Department of Cardiology, Beijing Anzhen Hospital, Capital Medical University, Beijing 100020, P.R. China.
Changchun University of Chinese Medicine, Changchun, Jilin 130117, P.R. China.
Mol Med Rep. 2022 Oct;26(4). doi: 10.3892/mmr.2022.12834. Epub 2022 Aug 25.

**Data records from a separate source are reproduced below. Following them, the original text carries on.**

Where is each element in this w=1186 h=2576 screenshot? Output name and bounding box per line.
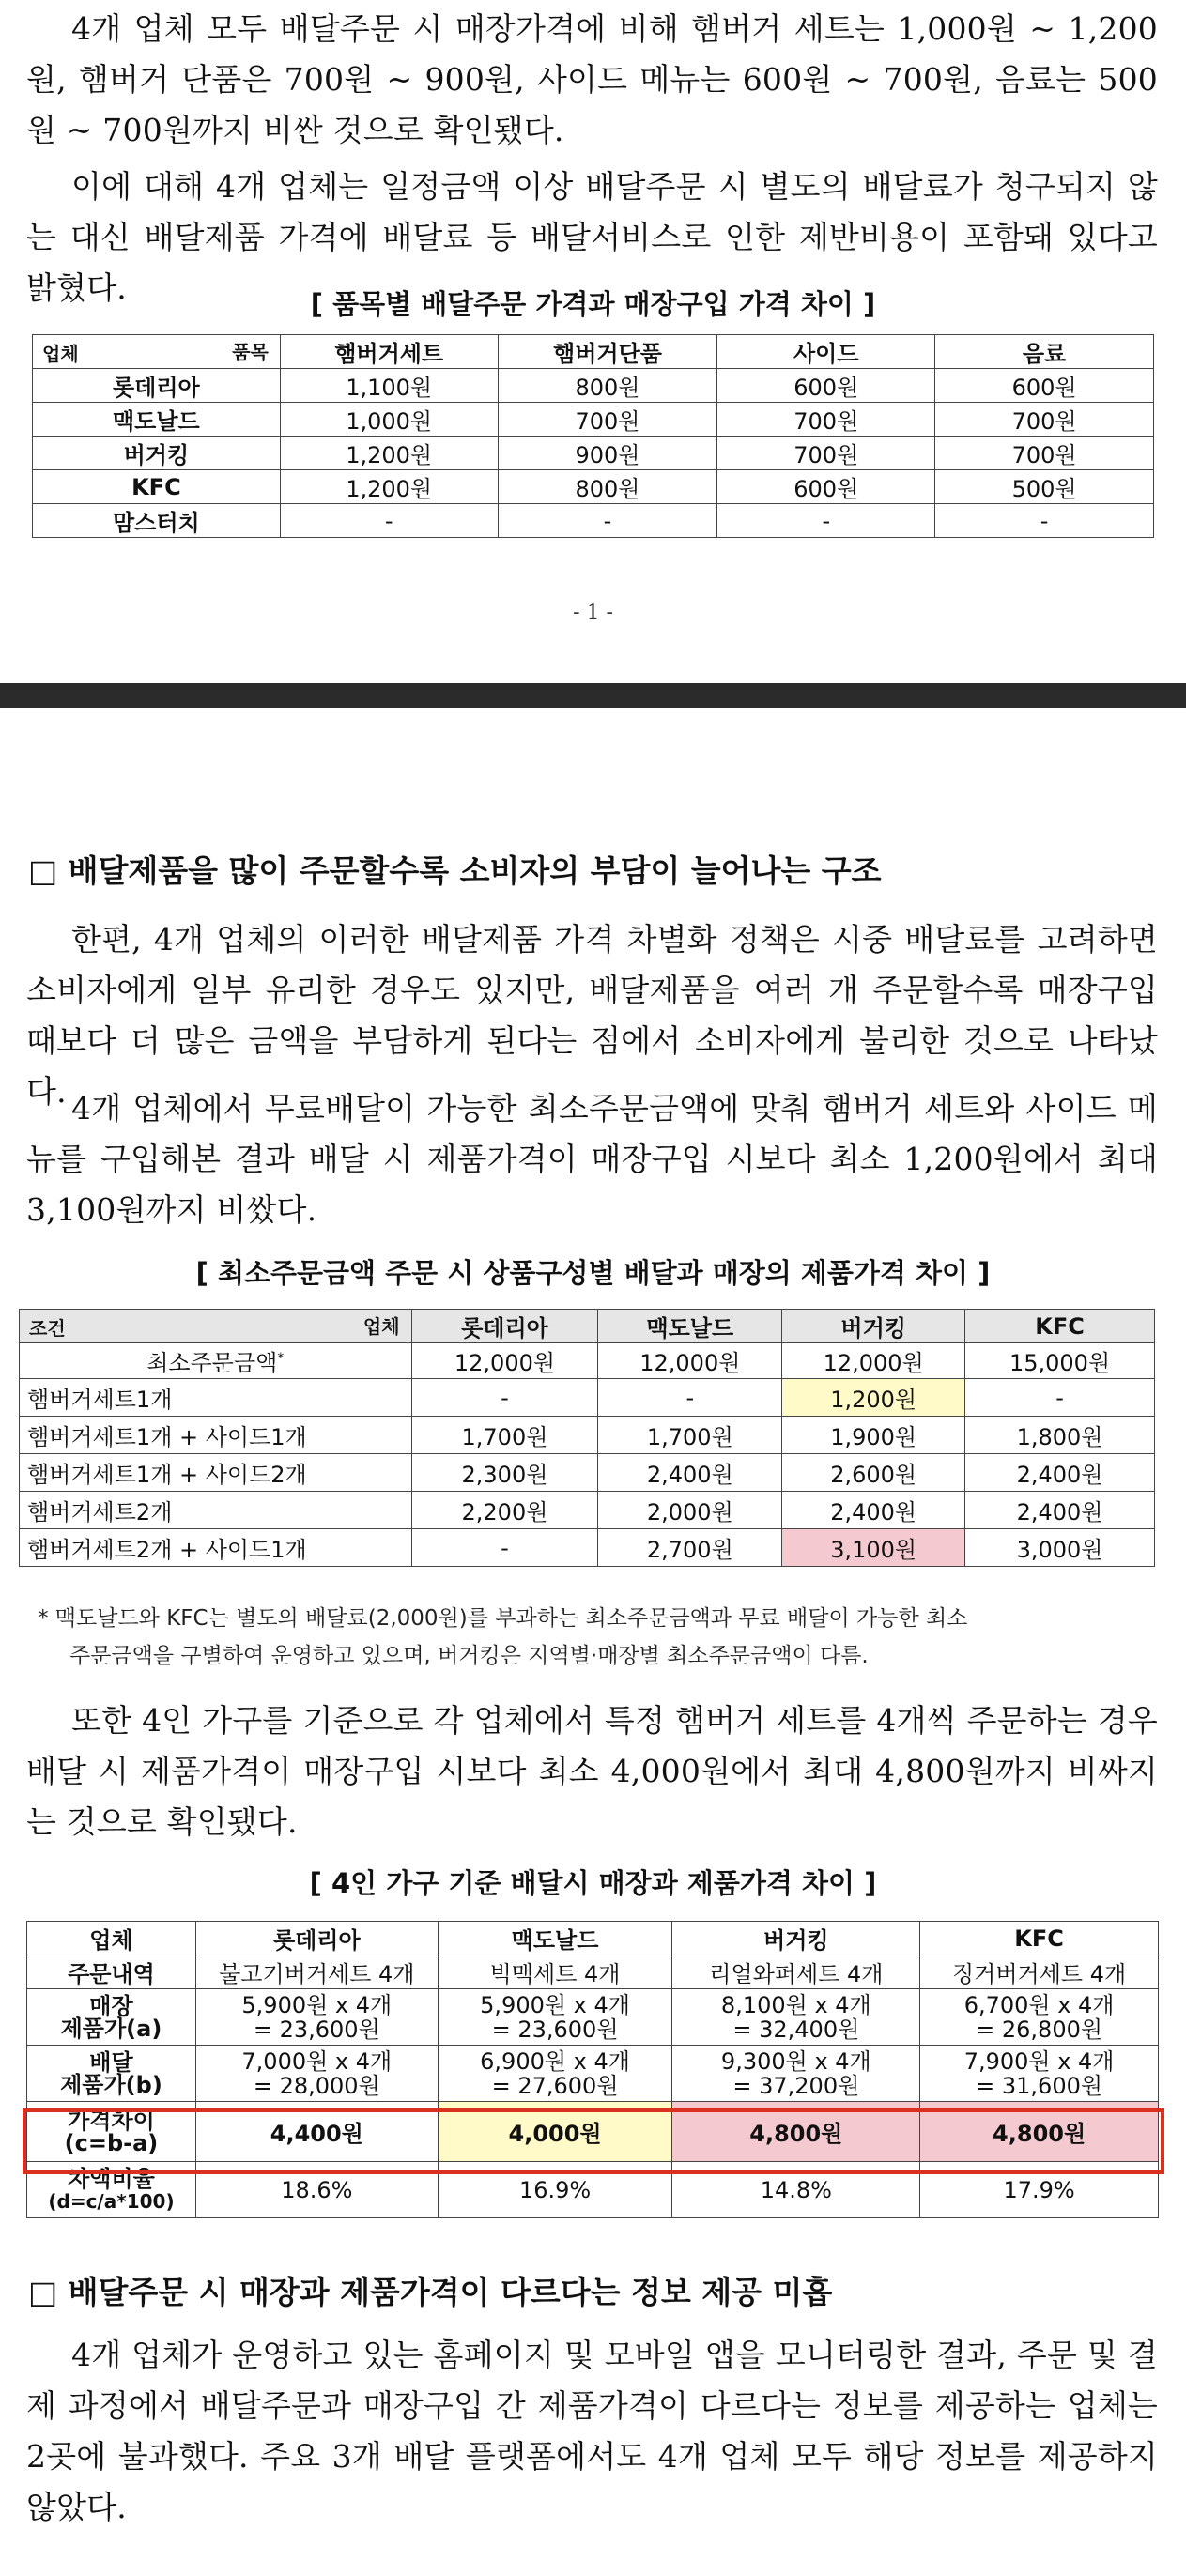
table-cell: 1,000원 <box>280 403 498 437</box>
table-cell: 18.6% <box>195 2162 438 2218</box>
table3-caption: [ 4인 가구 기준 배달시 매장과 제품가격 차이 ] <box>309 1867 877 1899</box>
page2-paragraph-2: 4개 업체에서 무료배달이 가능한 최소주문금액에 맞춰 햄버거 세트와 사이드 메뉴를 구입해본 결과 배달 시 제품가격이 매장구입 시보다 최소 1,200원에서 최대 3,100원까지 비쌌다. <box>26 1090 1158 1228</box>
row-header: 주문내역 <box>27 1955 196 1989</box>
table-cell: 7,900원 x 4개 = 31,600원 <box>920 2046 1159 2102</box>
table-row <box>33 369 1154 403</box>
min-order-label: 최소주문금액* <box>20 1343 412 1379</box>
table-cell: 1,700원 <box>598 1417 782 1454</box>
table2-caption: [ 최소주문금액 주문 시 상품구성별 배달과 매장의 제품가격 차이 ] <box>195 1257 991 1289</box>
table-cell: 1,100원 <box>280 369 498 403</box>
table-header-row <box>20 1310 1155 1343</box>
table-row <box>20 1454 1155 1492</box>
table-cell: 5,900원 x 4개 = 23,600원 <box>195 1989 438 2046</box>
table-cell: 4,400원 <box>195 2102 438 2162</box>
table-cell: 6,900원 x 4개 = 27,600원 <box>438 2046 672 2102</box>
corner-label-company: 업체 <box>362 1315 400 1338</box>
table-cell: - <box>965 1379 1155 1417</box>
table-cell: 1,900원 <box>782 1417 965 1454</box>
table-cell: 8,100원 x 4개 = 32,400원 <box>672 1989 920 2046</box>
column-header: 맥도날드 <box>438 1922 672 1955</box>
row-header: 배달 제품가(b) <box>27 2046 196 2102</box>
table-cell: 17.9% <box>920 2162 1159 2218</box>
min-order-price-difference-table <box>19 1309 1155 1567</box>
column-header: 햄버거세트 <box>280 335 498 369</box>
corner-label-condition: 조건 <box>29 1317 66 1340</box>
table-cell: 800원 <box>498 470 717 504</box>
column-header: 롯데리아 <box>195 1922 438 1955</box>
table1-caption: [ 품목별 배달주문 가격과 매장구입 가격 차이 ] <box>310 288 876 320</box>
table-cell: 900원 <box>498 437 717 470</box>
corner-label-item: 품목 <box>232 341 269 363</box>
corner-label-company: 업체 <box>42 343 79 365</box>
page-divider <box>0 683 1186 708</box>
table-cell: 1,200원 <box>280 437 498 470</box>
page2-paragraph-3: 또한 4인 가구를 기준으로 각 업체에서 특정 햄버거 세트를 4개씩 주문하는 경우 배달 시 제품가격이 매장구입 시보다 최소 4,000원에서 최대 4,800원까지 비싸지는 것으로 확인됐다. <box>26 1702 1158 1840</box>
table-cell: 3,000원 <box>965 1529 1155 1567</box>
table-cell: 700원 <box>498 403 717 437</box>
page2-paragraph-4: 4개 업체가 운영하고 있는 홈페이지 및 모바일 앱을 모니터링한 결과, 주문 및 결제 과정에서 배달주문과 매장구입 간 제품가격이 다르다는 정보를 제공하는 업체는 2곳에 불과했다. 주요 3개 배달 플랫폼에서도 4개 업체 모두 해당 정보를 제공하지 않았다. <box>26 2337 1158 2525</box>
table-cell: 2,400원 <box>782 1492 965 1529</box>
table-corner-cell <box>20 1310 412 1343</box>
row-header: 햄버거세트1개 <box>20 1379 412 1417</box>
column-header: 햄버거단품 <box>498 335 717 369</box>
page2-paragraph-1: 한편, 4개 업체의 이러한 배달제품 가격 차별화 정책은 시중 배달료를 고려하면 소비자에게 일부 유리한 경우도 있지만, 배달제품을 여러 개 주문할수록 매장구입 때보다 더 많은 금액을 부담하게 된다는 점에서 소비자에게 불리한 것으로 나타났다. <box>26 921 1158 1110</box>
row-header: 버거킹 <box>33 437 281 470</box>
table-cell: 12,000원 <box>411 1343 598 1379</box>
table-cell: - <box>411 1379 598 1417</box>
table-cell: 2,400원 <box>598 1454 782 1492</box>
highlighted-cell-red: 4,800원 <box>672 2102 920 2162</box>
page1-paragraph-2: 이에 대해 4개 업체는 일정금액 이상 배달주문 시 별도의 배달료가 청구되지 않는 대신 배달제품 가격에 배달료 등 배달서비스로 인한 제반비용이 포함돼 있다고 밝혔다. <box>26 168 1158 306</box>
highlight-box <box>23 2108 1164 2174</box>
table-cell: 12,000원 <box>782 1343 965 1379</box>
table-row <box>20 1529 1155 1567</box>
table-cell: 1,200원 <box>280 470 498 504</box>
column-header: 업체 <box>27 1922 196 1955</box>
row-header: 햄버거세트1개 + 사이드1개 <box>20 1417 412 1454</box>
page1-paragraph-1: 4개 업체 모두 배달주문 시 매장가격에 비해 햄버거 세트는 1,000원 ~ 1,200원, 햄버거 단품은 700원 ~ 900원, 사이드 메뉴는 600원 ~ 700원, 음료는 500원 ~ 700원까지 비싼 것으로 확인됐다. <box>26 10 1158 148</box>
row-header: 매장 제품가(a) <box>27 1989 196 2046</box>
table-cell: 불고기버거세트 4개 <box>195 1955 438 1989</box>
row-header: 햄버거세트2개 + 사이드1개 <box>20 1529 412 1567</box>
table-row <box>20 1417 1155 1454</box>
table-cell: 700원 <box>717 403 935 437</box>
table2-footnote <box>38 1600 1164 1675</box>
footnote-line-2: 주문금액을 구별하여 운영하고 있으며, 버거킹은 지역별·매장별 최소주문금액이 다름. <box>69 1644 869 1668</box>
order-row <box>27 1955 1159 1989</box>
row-header: 가격차이 (c=b-a) <box>27 2102 196 2162</box>
table-cell: 2,400원 <box>965 1454 1155 1492</box>
table-cell: 16.9% <box>438 2162 672 2218</box>
highlighted-cell-red: 3,100원 <box>782 1529 965 1567</box>
min-order-row <box>20 1343 1155 1379</box>
table-header-row <box>33 335 1154 369</box>
row-header: 롯데리아 <box>33 369 281 403</box>
highlighted-cell-red: 4,800원 <box>920 2102 1159 2162</box>
table-row <box>33 470 1154 504</box>
table-row <box>33 504 1154 538</box>
column-header: 버거킹 <box>672 1922 920 1955</box>
table-cell: 15,000원 <box>965 1343 1155 1379</box>
table-cell: - <box>717 504 935 538</box>
table-cell: 14.8% <box>672 2162 920 2218</box>
row-header: 햄버거세트2개 <box>20 1492 412 1529</box>
table-header-row <box>27 1922 1159 1955</box>
table-cell: 700원 <box>935 403 1154 437</box>
table-cell: 600원 <box>935 369 1154 403</box>
row-header: 맘스터치 <box>33 504 281 538</box>
table-cell: - <box>280 504 498 538</box>
table-cell: 1,800원 <box>965 1417 1155 1454</box>
row-header: 맥도날드 <box>33 403 281 437</box>
table-cell: 700원 <box>935 437 1154 470</box>
table-cell: - <box>598 1379 782 1417</box>
section-heading-2: □ 배달주문 시 매장과 제품가격이 다르다는 정보 제공 미흡 <box>28 2274 833 2310</box>
table-cell: 5,900원 x 4개 = 23,600원 <box>438 1989 672 2046</box>
column-header: 맥도날드 <box>598 1310 782 1343</box>
table-row <box>20 1379 1155 1417</box>
table-cell: 500원 <box>935 470 1154 504</box>
table-cell: 2,400원 <box>965 1492 1155 1529</box>
table-cell: - <box>411 1529 598 1567</box>
column-header: KFC <box>965 1310 1155 1343</box>
table-cell: 6,700원 x 4개 = 26,800원 <box>920 1989 1159 2046</box>
table-cell: 7,000원 x 4개 = 28,000원 <box>195 2046 438 2102</box>
table-row <box>33 437 1154 470</box>
page-1 <box>0 0 1186 683</box>
table-cell: 2,000원 <box>598 1492 782 1529</box>
table-cell: 12,000원 <box>598 1343 782 1379</box>
row-header: KFC <box>33 470 281 504</box>
table-cell: 리얼와퍼세트 4개 <box>672 1955 920 1989</box>
section-heading-1: □ 배달제품을 많이 주문할수록 소비자의 부담이 늘어나는 구조 <box>28 852 882 889</box>
table-cell: 징거버거세트 4개 <box>920 1955 1159 1989</box>
table-cell: 800원 <box>498 369 717 403</box>
page-number: - 1 - <box>573 601 613 624</box>
table-cell: 600원 <box>717 470 935 504</box>
highlighted-cell-yellow: 1,200원 <box>782 1379 965 1417</box>
store-price-row <box>27 1989 1159 2046</box>
table-cell: 1,700원 <box>411 1417 598 1454</box>
row-header: 차액비율 (d=c/a*100) <box>27 2162 196 2218</box>
column-header: 버거킹 <box>782 1310 965 1343</box>
table-cell: 600원 <box>717 369 935 403</box>
table-cell: 2,300원 <box>411 1454 598 1492</box>
table-cell: 빅맥세트 4개 <box>438 1955 672 1989</box>
table-cell: 9,300원 x 4개 = 37,200원 <box>672 2046 920 2102</box>
item-price-difference-table <box>32 334 1154 538</box>
page-2 <box>0 708 1186 2576</box>
table-cell: - <box>935 504 1154 538</box>
table-row <box>20 1492 1155 1529</box>
column-header: 롯데리아 <box>411 1310 598 1343</box>
table-cell: 700원 <box>717 437 935 470</box>
table-cell: 2,200원 <box>411 1492 598 1529</box>
column-header: 사이드 <box>717 335 935 369</box>
table-row <box>33 403 1154 437</box>
table-cell: 2,700원 <box>598 1529 782 1567</box>
highlighted-cell-yellow: 4,000원 <box>438 2102 672 2162</box>
row-header: 햄버거세트1개 + 사이드2개 <box>20 1454 412 1492</box>
column-header: KFC <box>920 1922 1159 1955</box>
table-cell: 2,600원 <box>782 1454 965 1492</box>
table-corner-cell <box>33 335 281 369</box>
column-header: 음료 <box>935 335 1154 369</box>
delivery-price-row <box>27 2046 1159 2102</box>
table-cell: - <box>498 504 717 538</box>
footnote-line-1: * 맥도날드와 KFC는 별도의 배달료(2,000원)를 부과하는 최소주문금액과 무료 배달이 가능한 최소 <box>38 1606 968 1631</box>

Morphine is the most common drug of choice in clinical pain management; however, morphine tolerance presents a significant clinical challenge. The pathogenesis of morphine tolerance is known to be closely associated with angiotensin II receptor type 1 (AT1R) in microglia. As an AT1R antagonist, candesartan may serve an important role in regulating morphine tolerance. Therefore, the present study aimed to investigate the role of candesartan in morphine tolerance, and to explore the underlying mechanism. To meet this aim, BV2 microglial cells were treated with morphine or candesartan alone, or as a combination, and the expression levels of AT1R in BV2 cells were detected by reverse transcription‑quantitative PCR (RT‑qPCR) and western blotting. The levels of the inflammatory cytokines tumor necrosis factor‑α, interleukin (IL)‑1β and IL‑6 were subsequently detected by ELISA and western blotting. In addition, immunofluorescence analysis, western blotting and RT‑qPCR were used to detect the expression levels of the BV2 cell activation marker, ionized calcium‑binding adaptor molecule 1 (IBA‑1). Western blotting was also used to detect the expression levels of peroxisome proliferator‑activated receptor‑γ/AMP‑activated protein kinase (PPARγ/AMPK) signaling pathway‑associated proteins. Finally, the cells were treated with the PPARγ antagonist GW9662 and the AMPK inhibitor compound C to further explore the mechanism underlying the effects of candesartan on improving morphine tolerance. The expression levels of AT1R were revealed to be significantly increased following morphine induction; however, candesartan treatment inhibited the expression levels of AT1R, the levels of inflammatory cytokines and the protein expression levels of IBA‑1 in morphine‑induced BV2 cells in a dose‑dependent manner. These processes may be associated with activation of the PPARγ/AMPK signaling pathway. Taken together, the present study revealed that treatment with candesartan reduced morphine‑induced inflammatory response and cellular activation of BV2 cells via PPARγ/AMPK signaling.
吗啡是临床疼痛管理中最常用的药物选择;然而,吗啡耐受是一个重大的临床挑战。已知吗啡耐受的发病机制与小胶质细胞中的血管紧张素 II 受体 1(AT1R)密切相关。作为 AT1R 拮抗剂,坎地沙坦可能在调节吗啡耐受方面发挥重要作用。因此,本研究旨在探讨坎地沙坦在吗啡耐受中的作用,并探讨其潜在机制。为了达到这一目的,用吗啡或坎地沙坦单独或联合处理 BV2 小胶质细胞,并通过逆转录-定量 PCR(RT-qPCR)和 Western blot 检测 BV2 细胞中 AT1R 的表达水平。随后通过 ELISA 和 Western blot 检测炎症细胞因子肿瘤坏死因子-α、白细胞介素(IL)-1β和 IL-6 的水平。此外,通过免疫荧光分析、Western blot 和 RT-qPCR 检测 BV2 细胞激活标志物离子钙结合接头分子 1(IBA-1)的表达水平。Western blot 还用于检测过氧化物酶体增殖物激活受体-γ/AMP 激活蛋白激酶(PPARγ/AMPK)信号通路相关蛋白的表达水平。最后,用 PPARγ 拮抗剂 GW9662 和 AMPK 抑制剂化合物 C 处理细胞,进一步探讨坎地沙坦改善吗啡耐受作用的机制。结果表明,吗啡诱导后 AT1R 的表达水平明显增加;然而,坎地沙坦处理以剂量依赖性方式抑制吗啡诱导的 BV2 细胞中 AT1R 的表达水平、炎症细胞因子的水平和 IBA-1 的蛋白表达水平。这些过程可能与 PPARγ/AMPK 信号通路的激活有关。综上所述,本研究表明,坎地沙坦通过 PPARγ/AMPK 信号通路降低吗啡诱导的 BV2 细胞炎症反应和细胞激活。